1. Direct and end-to-end: means the client connects directly with the service, and the client is authenticated by the service or by redirection to an OIDC-style authenticator
2. Indirect and end-to-end: means the client does not connect directly with the service, but the client's credentials are validated by the service by either
   • authenticating a client credential forwarded via intermediaries
   • exchanging a client credential for an access token via the OIDC Auth Code flow
3. Direct but to/from an intermediary that does not authenticate the client itself or via redirection, but instead forwards the client credentials.

Channels of type (1) and (3) are simple, and have a domain#channelVia property referring to one or more Service Channels (i.e., network communication paths). In channels of type (2), this property refers to client channels of type (3) related to intermediaries. The interpretation of Client Channel TWA depends on whether it is type (1), (2) or (3).

Connections from a client to a reverse proxy are treated the same as any other connections. What matters is whether the service authenticates the client, not what type of service it is. Access via a reverse proxy isn't quite the same as direct access, as one can't control all parts of the request message sent to the back-end service, but one can specify the request content and endpoint.

The term 'transparent proxy' was previously used to describe an intermediary in the sense defined by case (3). This term has been deprecated. It should be removed from all entity descriptions, although it may take some time to do this.

The reason is that an intermediary does not in general forward a request to a back-end service. In many cases, the intermediary is responsible for an application workflow, using back-end services as resources. Unless the intermediary is also a reverse proxy, it is responsible for creating as well as composing workflows over back-end service requests.

The interpretation of client channel attributes is therefore as follows:

• Anon User TW: relates to who can send messages directly to a service, hence who can attack or attempt to access the service.

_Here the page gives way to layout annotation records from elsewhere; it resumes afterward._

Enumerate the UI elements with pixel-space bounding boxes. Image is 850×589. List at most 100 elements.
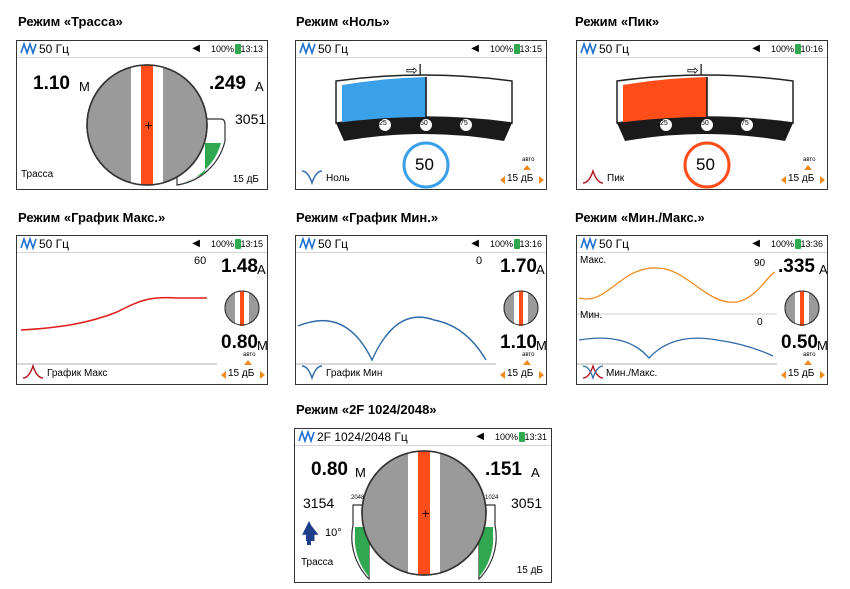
gain-value[interactable]: 15 дБ <box>788 173 815 184</box>
depth-unit: М <box>536 338 547 353</box>
depth-unit: М <box>817 338 828 353</box>
gain-value[interactable]: 15 дБ <box>507 173 534 184</box>
status-bar: 50 Гц ◀ 100% 13:15 <box>296 41 546 58</box>
caption-grafik-max: Режим «График Макс.» <box>18 210 166 225</box>
depth-value: 1.10 <box>500 332 537 353</box>
depth-value: 0.80 <box>311 459 348 480</box>
status-bar: 50 Гц ◀ 100% 10:16 <box>577 41 827 58</box>
speaker-icon: ◀ <box>752 238 760 249</box>
status-bar: 50 Гц ◀ 100% 13:16 <box>296 236 546 253</box>
status-bar: 2F 1024/2048 Гц ◀ 100% 13:31 <box>295 429 551 446</box>
current-value: .151 <box>485 459 522 480</box>
depth-unit: М <box>257 338 268 353</box>
gain-left-icon[interactable] <box>500 176 505 184</box>
current-unit: А <box>257 262 266 277</box>
screen-nol: 50 Гц ◀ 100% 13:15 ⇨| 25 50 75 50 Ноль а… <box>295 40 547 190</box>
screen-dual: 2F 1024/2048 Гц ◀ 100% 13:31 0.80 М .151… <box>294 428 552 583</box>
clock: 13:36 <box>800 239 823 249</box>
current-unit: А <box>819 262 828 277</box>
gain-up-icon[interactable] <box>523 360 531 365</box>
gain-value[interactable]: 15 дБ <box>788 368 815 379</box>
graph-scale: 60 <box>194 255 207 267</box>
mode-name: График Макс <box>47 368 108 379</box>
status-bar: 50 Гц ◀ 100% 13:13 <box>17 41 267 58</box>
current-unit: А <box>255 79 264 94</box>
gain-right-icon[interactable] <box>260 371 265 379</box>
mode-label: 50 Гц <box>318 42 349 56</box>
gain-left-icon[interactable] <box>781 176 786 184</box>
gain-up-icon[interactable] <box>523 165 531 170</box>
speaker-icon: ◀ <box>192 238 200 249</box>
tick-75: 75 <box>460 120 468 127</box>
screen-min-max: 50 Гц ◀ 100% 13:36 Макс. 90 Мин. 0 .335 … <box>576 235 828 385</box>
auto-label: авто <box>803 352 816 358</box>
graph-min-max <box>577 267 820 365</box>
graph-scale: 0 <box>476 255 483 267</box>
depth-unit: М <box>79 79 90 94</box>
speaker-icon: ◀ <box>471 238 479 249</box>
gain-value[interactable]: 15 дБ <box>232 174 259 185</box>
auto-label: авто <box>243 352 256 358</box>
status-bar: 50 Гц ◀ 100% 13:36 <box>577 236 827 253</box>
gain-left-icon[interactable] <box>500 371 505 379</box>
gain-value[interactable]: 15 дБ <box>516 565 543 576</box>
bar-meter: ⇨| <box>335 63 513 189</box>
battery-icon <box>514 239 520 249</box>
svg-text:+: + <box>421 507 430 520</box>
gain-left-icon[interactable] <box>781 371 786 379</box>
clock: 13:15 <box>519 44 542 54</box>
battery-level: 100% <box>489 239 513 249</box>
caption-nol: Режим «Ноль» <box>296 14 390 29</box>
current-value: .249 <box>209 73 246 94</box>
min-max-wave-icon <box>582 363 604 381</box>
null-wave-icon <box>301 365 323 381</box>
mode-name: Пик <box>607 173 625 184</box>
clock: 13:31 <box>524 432 547 442</box>
wave-icon <box>580 41 597 56</box>
gain-value[interactable]: 15 дБ <box>228 368 255 379</box>
peak-wave-icon <box>22 363 44 379</box>
mode-name: Трасса <box>301 557 334 568</box>
peak-wave-icon <box>582 168 604 184</box>
gain-up-icon[interactable] <box>244 360 252 365</box>
screen-trassa: 50 Гц ◀ 100% 13:13 1.10 М .249 А 3051 + … <box>16 40 268 190</box>
depth-value: 1.10 <box>33 73 70 94</box>
wave-icon <box>20 236 37 251</box>
speaker-icon: ◀ <box>192 43 200 54</box>
gain-right-icon[interactable] <box>539 176 544 184</box>
current-value: .335 <box>778 256 815 277</box>
current-value: 1.70 <box>500 256 537 277</box>
mode-name: Мин./Макс. <box>606 368 658 379</box>
wave-icon <box>20 41 37 56</box>
speaker-icon: ◀ <box>752 43 760 54</box>
current-unit: А <box>536 262 545 277</box>
auto-label: авто <box>522 157 535 163</box>
battery-level: 100% <box>770 239 794 249</box>
angle-value: 10° <box>325 527 342 539</box>
gain-left-icon[interactable] <box>221 371 226 379</box>
mode-name: Трасса <box>21 169 54 180</box>
battery-level: 100% <box>494 432 518 442</box>
clock: 13:15 <box>240 239 263 249</box>
gain-up-icon[interactable] <box>804 165 812 170</box>
tick-50: 50 <box>420 120 428 127</box>
min-label: Мин. <box>580 310 603 321</box>
wave-icon <box>299 41 316 56</box>
mode-label: 2F 1024/2048 Гц <box>317 430 408 444</box>
battery-icon <box>795 239 801 249</box>
wave-icon <box>299 236 316 251</box>
mode-label: 50 Гц <box>39 42 70 56</box>
battery-icon <box>235 44 241 54</box>
battery-level: 100% <box>210 44 234 54</box>
gain-right-icon[interactable] <box>820 371 825 379</box>
graph-min <box>296 290 539 365</box>
mode-label: 50 Гц <box>318 237 349 251</box>
gain-up-icon[interactable] <box>804 360 812 365</box>
gain-right-icon[interactable] <box>539 371 544 379</box>
gain-value[interactable]: 15 дБ <box>507 368 534 379</box>
mode-label: 50 Гц <box>599 237 630 251</box>
screen-pik: 50 Гц ◀ 100% 10:16 ⇨| 25 50 75 50 Пик ав… <box>576 40 828 190</box>
graph-max <box>17 290 260 365</box>
gain-right-icon[interactable] <box>820 176 825 184</box>
speaker-icon: ◀ <box>471 43 479 54</box>
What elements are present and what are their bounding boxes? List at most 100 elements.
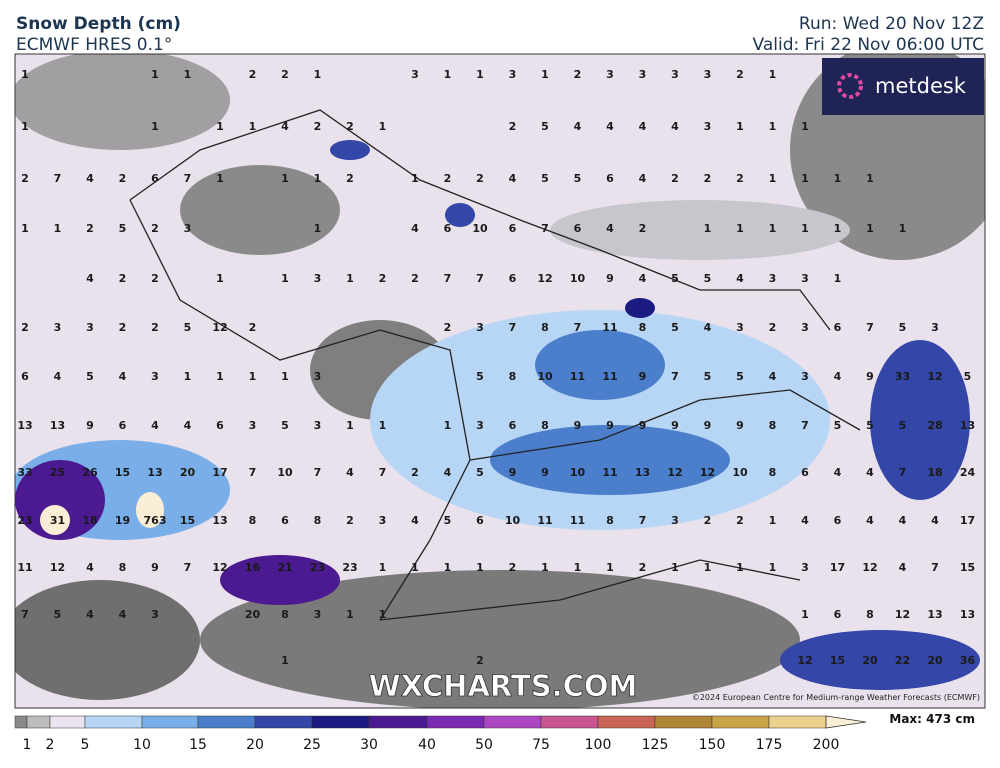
grid-value: 6 [119, 419, 127, 432]
grid-value: 1 [314, 172, 322, 185]
legend-label: 2 [46, 737, 55, 753]
legend-swatch [49, 715, 86, 729]
grid-value: 18 [927, 466, 942, 479]
grid-value: 1 [249, 120, 257, 133]
grid-value: 15 [830, 654, 845, 667]
grid-value: 1 [704, 222, 712, 235]
grid-value: 17 [960, 514, 975, 527]
grid-value: 2 [639, 222, 647, 235]
grid-value: 3 [769, 272, 777, 285]
grid-value: 5 [834, 419, 842, 432]
grid-value: 1 [769, 514, 777, 527]
grid-value: 8 [541, 321, 549, 334]
grid-value: 1 [704, 561, 712, 574]
grid-value: 10 [570, 272, 586, 285]
copyright: ©2024 European Centre for Medium-range W… [692, 693, 980, 702]
grid-value: 3 [704, 68, 712, 81]
grid-value: 7 [801, 419, 809, 432]
grid-value: 2 [249, 68, 257, 81]
grid-value: 2 [509, 561, 517, 574]
legend-swatch [311, 715, 370, 729]
grid-value: 4 [866, 514, 874, 527]
grid-value: 20 [862, 654, 878, 667]
grid-value: 6 [606, 172, 614, 185]
grid-value: 1 [866, 172, 874, 185]
grid-value: 8 [606, 514, 614, 527]
max-label: Max: 473 cm [889, 712, 975, 726]
legend-label: 50 [475, 737, 493, 753]
legend-swatch [14, 715, 28, 729]
grid-value: 1 [736, 222, 744, 235]
grid-value: 13 [50, 419, 65, 432]
grid-value: 5 [541, 120, 549, 133]
grid-value: 12 [895, 608, 910, 621]
grid-value: 12 [797, 654, 812, 667]
legend-swatch [483, 715, 542, 729]
grid-value: 2 [281, 68, 289, 81]
grid-value: 5 [541, 172, 549, 185]
grid-value: 1 [249, 370, 257, 383]
grid-value: 1 [184, 370, 192, 383]
legend-label: 175 [756, 737, 783, 753]
grid-value: 1 [834, 172, 842, 185]
grid-value: 1 [866, 222, 874, 235]
grid-value: 3 [801, 321, 809, 334]
grid-value: 4 [346, 466, 354, 479]
grid-value: 7 [249, 466, 257, 479]
grid-value: 4 [86, 561, 94, 574]
grid-value: 1 [216, 172, 224, 185]
grid-value: 4 [704, 321, 712, 334]
legend-label: 15 [189, 737, 207, 753]
grid-value: 7 [671, 370, 679, 383]
grid-value: 26 [82, 466, 98, 479]
grid-value: 1 [834, 272, 842, 285]
grid-value: 4 [281, 120, 289, 133]
grid-value: 3 [314, 608, 322, 621]
grid-value: 4 [184, 419, 192, 432]
grid-value: 1 [769, 68, 777, 81]
grid-value: 6 [281, 514, 289, 527]
grid-value: 17 [212, 466, 227, 479]
grid-value: 1 [411, 172, 419, 185]
grid-value: 2 [444, 321, 452, 334]
grid-value: 13 [960, 419, 975, 432]
grid-value: 5 [86, 370, 94, 383]
grid-value: 7 [184, 561, 192, 574]
grid-value: 1 [736, 561, 744, 574]
grid-value: 6 [834, 608, 842, 621]
grid-value: 6 [509, 419, 517, 432]
grid-value: 5 [119, 222, 127, 235]
grid-value: 7 [899, 466, 907, 479]
grid-value: 5 [574, 172, 582, 185]
grid-value: 10 [570, 466, 586, 479]
grid-value: 4 [509, 172, 517, 185]
grid-value: 1 [346, 608, 354, 621]
grid-value: 3 [54, 321, 62, 334]
grid-value: 1 [281, 172, 289, 185]
grid-value: 8 [281, 608, 289, 621]
grid-value: 1 [801, 120, 809, 133]
grid-value: 4 [736, 272, 744, 285]
grid-value: 24 [960, 466, 976, 479]
grid-value: 1 [379, 561, 387, 574]
grid-value: 2 [704, 514, 712, 527]
grid-value: 1 [346, 272, 354, 285]
grid-value: 12 [700, 466, 715, 479]
grid-value: 1 [769, 172, 777, 185]
grid-value: 13 [635, 466, 650, 479]
grid-value: 1 [54, 222, 62, 235]
grid-value: 12 [212, 561, 227, 574]
grid-value: 6 [21, 370, 29, 383]
grid-value: 4 [86, 608, 94, 621]
grid-value: 2 [411, 466, 419, 479]
grid-value: 1 [184, 68, 192, 81]
grid-value: 8 [866, 608, 874, 621]
grid-value: 5 [476, 370, 484, 383]
grid-value: 3 [931, 321, 939, 334]
grid-value: 9 [606, 419, 614, 432]
grid-value: 1 [281, 654, 289, 667]
grid-value: 12 [667, 466, 682, 479]
grid-value: 12 [927, 370, 942, 383]
grid-value: 2 [704, 172, 712, 185]
logo: metdesk [875, 74, 967, 98]
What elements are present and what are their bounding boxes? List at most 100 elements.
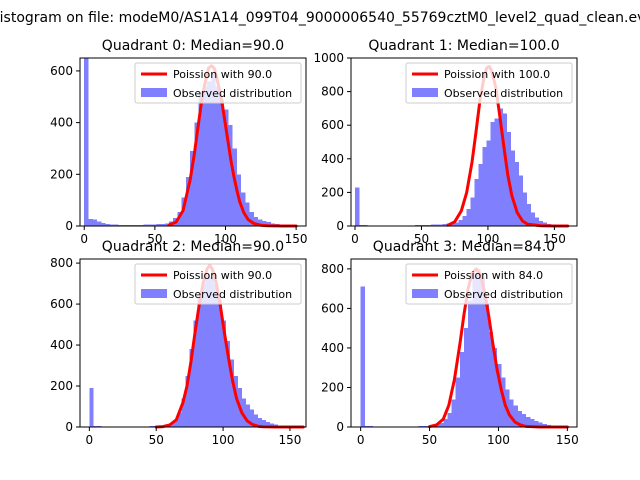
- y-tick-label: 600: [321, 118, 344, 132]
- x-tick-label: 150: [543, 232, 566, 246]
- histogram-bar: [434, 224, 440, 226]
- legend: Poission with 100.0 Observed distribution: [405, 62, 573, 104]
- histogram-bar: [266, 222, 271, 226]
- y-tick-label: 0: [336, 219, 344, 233]
- histogram-bar: [207, 81, 212, 226]
- y-tick-label: 600: [321, 301, 344, 315]
- histogram-bar: [494, 118, 499, 226]
- histogram-bar: [96, 221, 102, 226]
- x-tick-label: 50: [149, 433, 164, 447]
- legend: Poission with 84.0 Observed distribution: [405, 263, 573, 305]
- histogram-bar: [152, 224, 157, 226]
- histogram-bar: [262, 220, 267, 226]
- histogram-bar: [488, 332, 494, 427]
- histogram-bar: [526, 417, 531, 427]
- histogram-bar: [189, 349, 194, 427]
- histogram-bar: [542, 423, 547, 427]
- x-tick-label: 100: [214, 232, 237, 246]
- histogram-bar: [459, 351, 465, 427]
- histogram-bar: [89, 388, 94, 427]
- histogram-bar: [470, 197, 476, 226]
- histogram-bar: [513, 405, 518, 427]
- y-tick-label: 600: [50, 64, 73, 78]
- histogram-bar: [474, 178, 480, 226]
- histogram-bar: [215, 86, 220, 226]
- histogram-bar: [447, 413, 452, 427]
- histogram-bar: [105, 223, 110, 226]
- histogram-bar: [221, 320, 227, 427]
- histogram-bar: [509, 399, 514, 427]
- histogram-bar: [510, 150, 515, 226]
- histogram-bar: [521, 414, 527, 427]
- histogram-bar: [193, 320, 198, 427]
- legend: Poission with 90.0 Observed distribution: [134, 263, 302, 305]
- histogram-bar: [147, 224, 153, 226]
- histogram-bar: [213, 283, 219, 427]
- histogram-bar: [486, 140, 491, 226]
- histogram-bar: [472, 272, 477, 427]
- x-tick-label: 50: [414, 232, 429, 246]
- subplot-title: Quadrant 3: Median=84.0: [373, 239, 555, 255]
- subplot-quadrant-0: 0 50 100 150 0 200 400 600 Quadrant 0: Median=90…: [50, 38, 307, 246]
- legend-observed-swatch: [412, 88, 438, 97]
- histogram-bar: [241, 398, 247, 427]
- histogram-bar: [190, 151, 195, 226]
- histogram-bar: [484, 304, 489, 427]
- legend-poisson-label: Poission with 100.0: [444, 68, 550, 81]
- y-tick-label: 400: [321, 152, 344, 166]
- histogram-bar: [534, 217, 539, 226]
- histogram-bar: [450, 223, 456, 226]
- histogram-bar: [455, 377, 461, 427]
- histogram-bar: [530, 419, 535, 427]
- histogram-bar: [261, 419, 267, 427]
- legend-poisson-label: Poission with 90.0: [173, 269, 272, 282]
- histogram-bar: [538, 422, 543, 427]
- histogram-bar: [430, 224, 436, 226]
- histogram-bar: [229, 359, 235, 427]
- x-tick-label: 100: [212, 433, 235, 447]
- histogram-bar: [514, 162, 519, 226]
- legend-box: [405, 263, 573, 305]
- legend-observed-label: Observed distribution: [444, 87, 563, 100]
- histogram-bar: [109, 224, 115, 226]
- histogram-bar: [118, 224, 123, 226]
- histogram-bar: [468, 300, 473, 427]
- histogram-bar: [245, 202, 250, 226]
- y-tick-label: 600: [50, 297, 73, 311]
- x-tick-label: 0: [357, 433, 365, 447]
- histogram-bar: [497, 363, 502, 427]
- legend-observed-label: Observed distribution: [173, 87, 292, 100]
- histogram-bar: [173, 419, 178, 427]
- legend-box: [134, 263, 302, 305]
- subplot-quadrant-3: 0 50 100 150 0 200 400 600 800 Quadrant 3: Median…: [321, 239, 579, 447]
- y-tick-label: 400: [50, 338, 73, 352]
- histogram-bar: [177, 412, 182, 427]
- histogram-bar: [426, 224, 432, 226]
- y-tick-label: 200: [321, 185, 344, 199]
- legend-poisson-label: Poission with 90.0: [173, 68, 272, 81]
- histogram-bar: [228, 125, 233, 226]
- histogram-bar: [462, 215, 468, 226]
- histogram-bar: [439, 423, 444, 427]
- histogram-bar: [518, 175, 523, 226]
- histogram-bar: [530, 212, 535, 226]
- histogram-bar: [442, 223, 448, 226]
- x-tick-label: 0: [351, 232, 359, 246]
- histogram-bar: [502, 113, 507, 226]
- histogram-bar: [224, 109, 229, 226]
- x-tick-label: 50: [422, 433, 437, 447]
- histogram-bar: [526, 204, 531, 226]
- legend-observed-swatch: [141, 289, 167, 298]
- histogram-bar: [217, 299, 223, 427]
- legend-observed-swatch: [141, 88, 167, 97]
- y-tick-label: 800: [321, 85, 344, 99]
- histogram-bar: [498, 108, 503, 226]
- histogram-bar: [466, 209, 472, 226]
- y-tick-label: 200: [321, 380, 344, 394]
- y-tick-label: 0: [336, 420, 344, 434]
- histogram-bar: [422, 224, 428, 226]
- histogram-bar: [269, 423, 275, 427]
- histogram-bar: [517, 411, 523, 427]
- y-tick-label: 0: [65, 219, 73, 233]
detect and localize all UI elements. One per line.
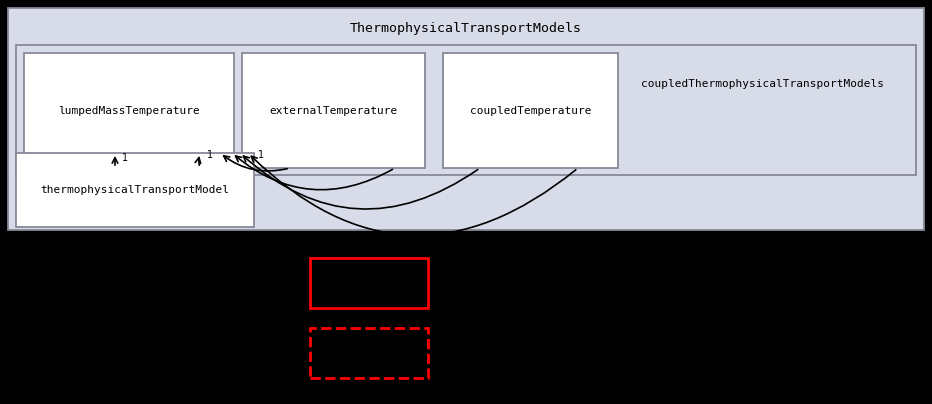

It has meaning only for channels of type (1) and type (3). For type (2) connections, an attacker can attempt access if at least one of the related type (3) channels has low Anon User TW. The attacker injects a message directly or via an intermediary.
• Client Authenticity: relates to who has access to client credentials, hence who could authenticate to the service should they have the ability to send it a request. It doesn't mean they can access the service, however.
• Client TW: relates to who has authenticated access to the service as the client. For type (2) this refers to the 'end-to-end' client. Low Client TW may mean the client has been impersonated. It doesn't mean the real client is untrustworthy or compromised but where that is the case, Client TW will be low.
• Proxy User TW: relates to channels from a reverse proxy, signifying who has the ability to send requests to a service via the proxy. As discussed above, this includes formulating the request, but not making the connection. It allows access to the back-end service, and where the service is a remote access service, to the back-end service host.
• Deputy User TW: relates to channels from a service to other services, indicating who can use the first service to potentially access the second by indirect means. Low Deputy User TW means someone can attempt a confused deputy attack on the first service to gain unauthorized access without authenticating to the second. The service is an intermediary, but not in the sense of type (3).
• Service Authenticity: relates to whether the client can avoid connecting to an imposter service. Low Service Authenticity means there is an imposter service with which the client conducts an extended interaction - not just a one-off exchange.
• Service TW: relates to who controls the service.

In due course, it would make sense to define distinct Client Channel subclasses for direct and indirect connections, so they can have different sets of TWAs. For now this has not been done because controls are often applied to Client Channels, and introducing new subclasses would break references to them in system models.